Saïd Bouamama, le 26 août 2018
Selon le socio-économiste malien Hamidou Magassa, la Francophonie dans l’histoire de la domination colonialiste et dans ses différentes phases a traversé trois phases :
- Celle de la « mission civilisatrice » allant de la conquête coloniale à 1956 ;
- Celle de la « communauté française » qui lui succède jusqu’aux indépendances
- Et celle de la Francophonie depuis.
Concernant cette dernière, Magassa estime qu’elle se caractérise par la récupération indirecte, des acquis de la lutte pour l’indépendance en s’appuyant sur une élite locale, « francophonisée ».
Le lien entre francophonie et intérêts économiques est parfois publiquement assumé comme en témoigne la déclaration du ministre français des affaires étrangères, Yvon Bourges, à l’assemblée nationale française le 23 octobre 1967 :
Naturellement le premier objectif est de favoriser la pénétration de la langue et de la culture françaises dans les pays d’Afrique ; le second objectif que nous nous proposons est d’ordre économique : le maintien et le développement des intérêts commerciaux et industriels français. La coopération n’est pas une entreprise intéressée au sens égoïste du terme, mais il ne peut s’agir ni de gaspillage ni de prodigalité …
La parole se fera plus prudente ultérieurement mais l’articulation entre francophonie et défenses des intérêts économiques français reste une constante jusqu’à aujourd’hui. L’évolution des thèmes des sommets de la francophonie en témoigne. Ainsi en est-il du quinzième sommet de Dakar en 2014 dont l’objectif était d’adopter une « stratégie économique pour la Francophonie », incluant le maintien du franc CFA, les accords de partenariat économique (APE), la dette et les plans d’ajustement structurel, les multiples interventions militaires, etc. L’annulation de la dette publique de 7 pays africains par le Canada lors du sommet du Québec en 1987, puis l’annulation partielle de la dette publique par la France en 1989 pèsent peu face à l’immensité de la dette privée et aux pressions des « amis francophones » pour qu’elle soit remboursée au prix de plans d’ajustement structurel qui empêchent toute possibilité de développement.
Si la Francophonie connaît un élargissement notable des pays membres en s’élargissant désormais à des pays de l’Est de l’Europe, elle est en revanche de plus en plus critiquée et remise en cause en Afrique.
L’argument de l’élargissement extra-africain souligne justement que la francophonie est devenue un des outils dans la concurrence mondiale entre les USA, l’Union européenne et le Canada qui n’a cessé de s’exacerber depuis le début de la mondialisation. Celui de l’origine de ses fondateurs rappelle simplement le mode d’accès à l’indépendance ayant pour cœur la préparation d’une transition entre le colonialisme et le néocolonialisme.

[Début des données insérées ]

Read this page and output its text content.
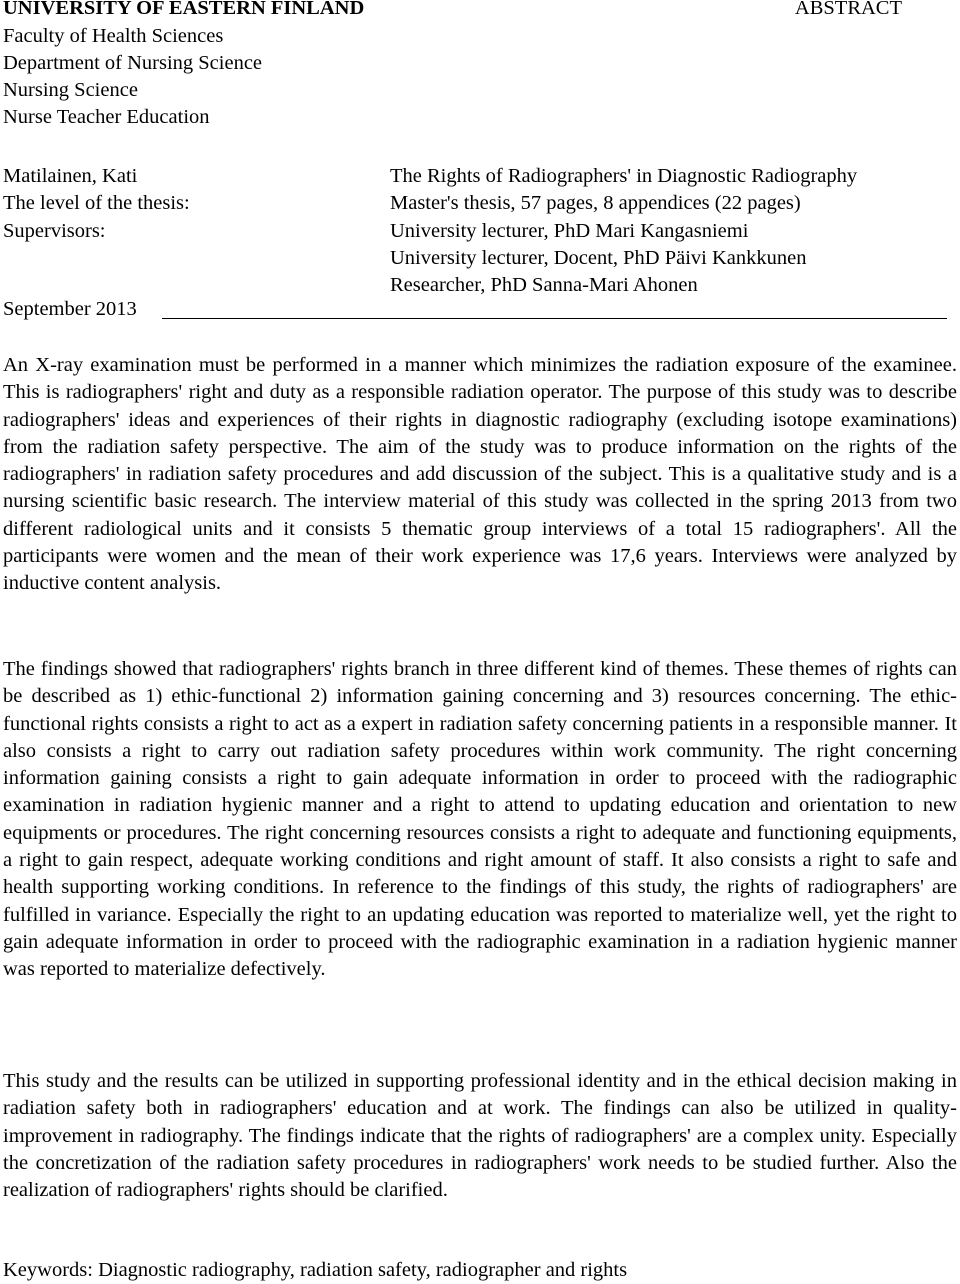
UNIVERSITY OF EASTERN FINLAND	ABSTRACT
Faculty of Health Sciences
Department of Nursing Science
Nursing Science
Nurse Teacher Education
Matilainen, Kati
The level of the thesis:
Supervisors:
The Rights of Radiographers' in Diagnostic Radiography
Master's thesis, 57 pages, 8 appendices (22 pages)
University lecturer, PhD Mari Kangasniemi
University lecturer, Docent, PhD Päivi Kankkunen
Researcher, PhD Sanna-Mari Ahonen
September 2013

An X-ray examination must be performed in a manner which minimizes the radiation exposure of the examinee. This is radiographers' right and duty as a responsible radiation operator. The purpose of this study was to describe radiographers' ideas and experiences of their rights in diagnostic radiography (excluding isotope examinations) from the radiation safety perspective. The aim of the study was to produce information on the rights of the radiographers' in radiation safety procedures and add discussion of the subject. This is a qualitative study and is a nursing scientific basic research. The interview material of this study was collected in the spring 2013 from two different radiological units and it consists 5 thematic group interviews of a total 15 radiographers'. All the participants were women and the mean of their work experience was 17,6 years. Interviews were analyzed by inductive content analysis.

The findings showed that radiographers' rights branch in three different kind of themes. These themes of rights can be described as 1) ethic-functional 2) information gaining concerning and 3) resources concerning. The ethic-functional rights consists a right to act as a expert in radiation safety concerning patients in a responsible manner. It also consists a right to carry out radiation safety procedures within work community. The right concerning information gaining consists a right to gain adequate information in order to proceed with the radiographic examination in radiation hygienic manner and a right to attend to updating education and orientation to new equipments or procedures. The right concerning resources consists a right to adequate and functioning equipments, a right to gain respect, adequate working conditions and right amount of staff. It also consists a right to safe and health supporting working conditions. In reference to the findings of this study, the rights of radiographers' are fulfilled in variance. Especially the right to an updating education was reported to materialize well, yet the right to gain adequate information in order to proceed with the radiographic examination in a radiation hygienic manner was reported to materialize defectively.

This study and the results can be utilized in supporting professional identity and in the ethical decision making in radiation safety both in radiographers' education and at work. The findings can also be utilized in quality-improvement in radiography. The findings indicate that the rights of radiographers' are a complex unity. Especially the concretization of the radiation safety procedures in radiographers' work needs to be studied further. Also the realization of radiographers' rights should be clarified.

Keywords: Diagnostic radiography, radiation safety, radiographer and rights
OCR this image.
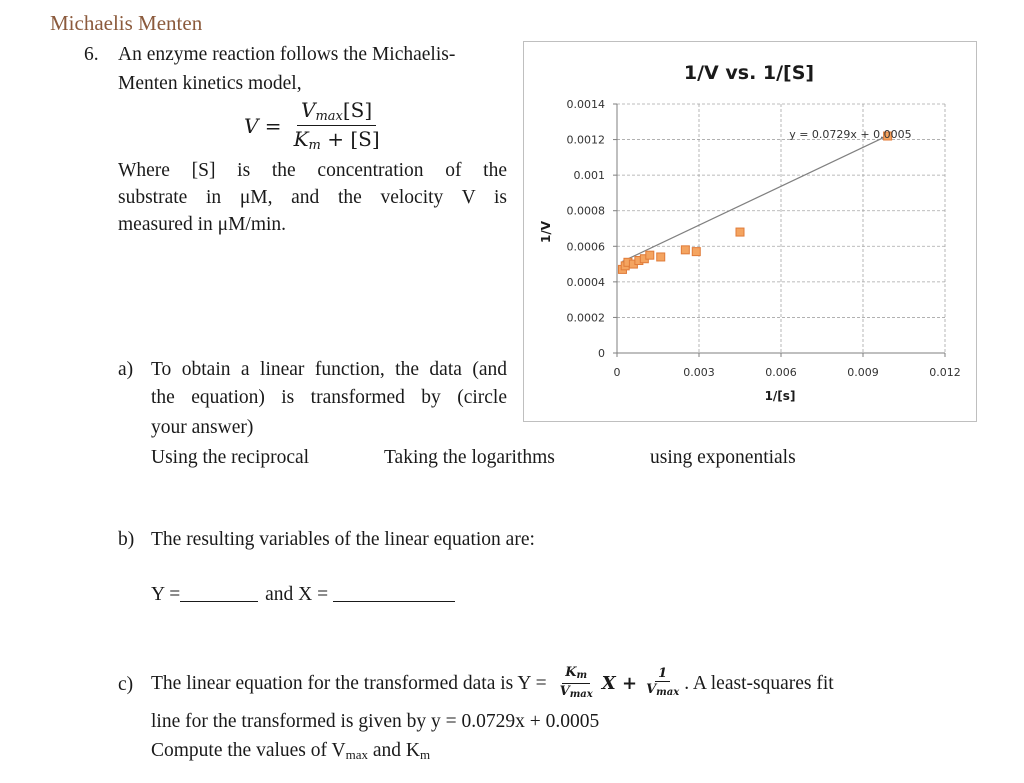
Michaelis Menten
6. An enzyme reaction follows the Michaelis-
Menten kinetics model,
$V = \frac{V_{max}[S]}{K_m + [S]}$
Where [S] is the concentration of the
substrate in μM, and the velocity V is
measured in μM/min.
1/V vs. 1/[S]
0
0.0002
0.0004
0.0006
0.0008
0.001
0.0012
0.0014
0	0.003	0.006	0.009	0.012
y = 0.0729x + 0.0005
1/[s]
1/V
a) To obtain a linear function, the data (and
the equation) is transformed by (circle
your answer)
Using the reciprocal	Taking the logarithms	using exponentials
b) The resulting variables of the linear equation are:
Y =	and X =
c) The linear equation for the transformed data is $Y = \frac{Km}{Vmax}$ $X + \frac{1}{Vmax}$ . A least-squares fit
line for the transformed is given by y = 0.0729x + 0.0005
Compute the values of $V_{max}$ and $K_m$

Les voix africaines remettant en cause la francophonie institutionnelle ne cessent en revanche de se multiplier. « Si le français, en Afrique de l’Ouest, à mesure que les colons justifiaient leur « mission » civilisatrice, a longtemps valu comme langue du progrès, il constitue aujourd’hui, pour certains, de par son ambiguïté, un symbole d’assujettissement qui, du point de vue local, serait à l’origine de la négation, voire de la destruction des cultures africaines. […] il est alors possible d’entendre à Bamako : « À bas la francophonie ! ».
Plus grave encore pour la stratégie néocoloniale, on assiste à un mouvement populaire de réaffirmation de soi et de réinvestissement des langues locales. Ainsi au Sénégal présenté par l’histoire officielle francophone comme le berceau de la francophonie, « le français recule au profit du wolof. Un phénomène de fond qui n’est pas sans conséquence sur la vie quotidienne. Une émission de TV 5 Monde titre dans le même sens en février 2018 : « Le Sénégal perd son français au profit du wolof. »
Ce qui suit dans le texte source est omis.